Critics also worry that AI will hollow out higher education, automate knowledge work and wipe out jobs, and unleash destructive technologies. Perhaps. It’s also plausible that AI will enhance education once institutions adapt, enrich knowledge work, create more jobs, and produce technologies that benefit humanity. The upsides may be just as big as the downsides. We don’t know which is more likely.
Any novel technology merits careful examination. I want more scrutiny of AI companies, not less. I’m particularly worried about whether the technology might eventually lead to dangerous concentrations of power.
In any case, you should be clear-eyed about what you’re giving up: a tireless and dedicated personal assistant that helps you solve many everyday problems. Is a boycott worth the price of not being informed about your loved one’s needs when they’re facing a medical crisis?

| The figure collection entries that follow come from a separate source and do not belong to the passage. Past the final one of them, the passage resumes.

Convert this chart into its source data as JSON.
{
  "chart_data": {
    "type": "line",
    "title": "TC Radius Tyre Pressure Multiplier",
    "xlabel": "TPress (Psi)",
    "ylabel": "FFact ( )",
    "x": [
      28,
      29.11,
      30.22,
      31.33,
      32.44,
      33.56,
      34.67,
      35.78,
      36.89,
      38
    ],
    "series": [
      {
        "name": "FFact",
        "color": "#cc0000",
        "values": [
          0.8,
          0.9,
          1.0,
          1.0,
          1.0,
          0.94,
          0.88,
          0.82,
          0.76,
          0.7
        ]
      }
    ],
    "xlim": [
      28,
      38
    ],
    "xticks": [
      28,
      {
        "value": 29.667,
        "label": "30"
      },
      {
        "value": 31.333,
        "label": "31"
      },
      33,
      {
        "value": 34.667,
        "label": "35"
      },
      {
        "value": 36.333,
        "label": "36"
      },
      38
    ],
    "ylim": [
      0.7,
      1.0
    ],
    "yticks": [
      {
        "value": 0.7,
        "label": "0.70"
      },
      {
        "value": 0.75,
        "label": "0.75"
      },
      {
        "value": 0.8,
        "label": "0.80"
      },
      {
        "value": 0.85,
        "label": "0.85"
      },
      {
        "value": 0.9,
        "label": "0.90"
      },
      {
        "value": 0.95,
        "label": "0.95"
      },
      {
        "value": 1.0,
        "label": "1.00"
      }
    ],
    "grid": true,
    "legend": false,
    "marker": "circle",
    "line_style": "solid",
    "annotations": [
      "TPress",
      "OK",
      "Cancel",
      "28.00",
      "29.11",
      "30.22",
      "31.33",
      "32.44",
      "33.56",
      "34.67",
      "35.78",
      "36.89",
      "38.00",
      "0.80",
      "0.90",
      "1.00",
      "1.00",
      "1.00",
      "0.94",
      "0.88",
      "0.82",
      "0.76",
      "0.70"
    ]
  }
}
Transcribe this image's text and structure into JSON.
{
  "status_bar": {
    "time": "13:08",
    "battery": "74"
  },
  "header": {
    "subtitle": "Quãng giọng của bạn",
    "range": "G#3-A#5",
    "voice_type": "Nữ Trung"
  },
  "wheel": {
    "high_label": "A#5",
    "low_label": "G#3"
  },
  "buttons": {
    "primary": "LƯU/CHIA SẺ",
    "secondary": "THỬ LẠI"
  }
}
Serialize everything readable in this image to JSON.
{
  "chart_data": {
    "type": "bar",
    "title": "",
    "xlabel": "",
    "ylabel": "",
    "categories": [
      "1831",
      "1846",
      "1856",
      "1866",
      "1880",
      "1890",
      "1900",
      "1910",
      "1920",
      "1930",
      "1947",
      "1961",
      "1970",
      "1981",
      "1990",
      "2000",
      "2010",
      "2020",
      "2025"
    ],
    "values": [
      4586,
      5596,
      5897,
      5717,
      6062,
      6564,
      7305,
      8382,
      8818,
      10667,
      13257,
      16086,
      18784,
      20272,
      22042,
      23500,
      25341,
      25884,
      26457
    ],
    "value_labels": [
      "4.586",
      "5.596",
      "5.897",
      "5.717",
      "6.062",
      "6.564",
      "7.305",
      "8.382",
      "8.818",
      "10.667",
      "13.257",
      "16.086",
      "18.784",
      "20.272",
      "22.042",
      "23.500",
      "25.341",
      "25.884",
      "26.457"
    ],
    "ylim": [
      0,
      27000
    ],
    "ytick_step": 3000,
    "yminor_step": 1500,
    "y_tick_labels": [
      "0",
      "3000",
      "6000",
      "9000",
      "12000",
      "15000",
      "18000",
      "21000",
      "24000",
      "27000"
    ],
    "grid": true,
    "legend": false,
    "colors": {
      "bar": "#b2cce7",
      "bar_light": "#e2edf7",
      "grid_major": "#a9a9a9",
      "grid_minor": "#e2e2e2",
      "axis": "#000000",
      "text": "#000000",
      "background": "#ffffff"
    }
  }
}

Academics hate that ChatGPT has become a weapon of mass plagiarism. Knowledge workers fear replacement. And more generally, educated progressives have come to distrust tech companies. However reasonable, this opposition breeds politically motivated reasoning about the capabilities of LLMs. By polarizing against AI, left-wing elites may be sabotaging themselves.
There are many uncertainties about AI’s impact, but it’s certain to be part of our future. You might as well begin taking advantage of it now.
Thank you for writing this. It's nice to see another academic--in the humanities no less--take a cautious, measured approach to LLMs. Too often I see hysterics from elite academics about AI, making silly claims that only reveal they have never used the tech themselves.
I use ChatGPT and Claude often as a kind of 'gut check' to test my assumptions and cross-check my sources. I see it as a kind of flawed 'hive mind' that taps into whatever information it can trawl online, often with better quantity than quality. However, just last week I had an unnerving experience with the most recent version of ChatGPT-- it completely manufactured a very plausible sounding quote from the public figure and then, when I asked it for its sources, admitted that it had generated the quote. I have also had recent experiences of it making a chart but then, when I asked for the underlying data, gave me numbers that didn't match the numbers on the chart (and admitted it had made up the numbers the first time), and asking for scientific references and having it give me citations that did not exist (but were close enough to existing citations to sound correct). (To be clear, this was all within the last couple weeks with the newest version). I worry about students trusting it, or people using it without expertise (case in point the recent MAHA report), because it can create a parallel reality in people's minds.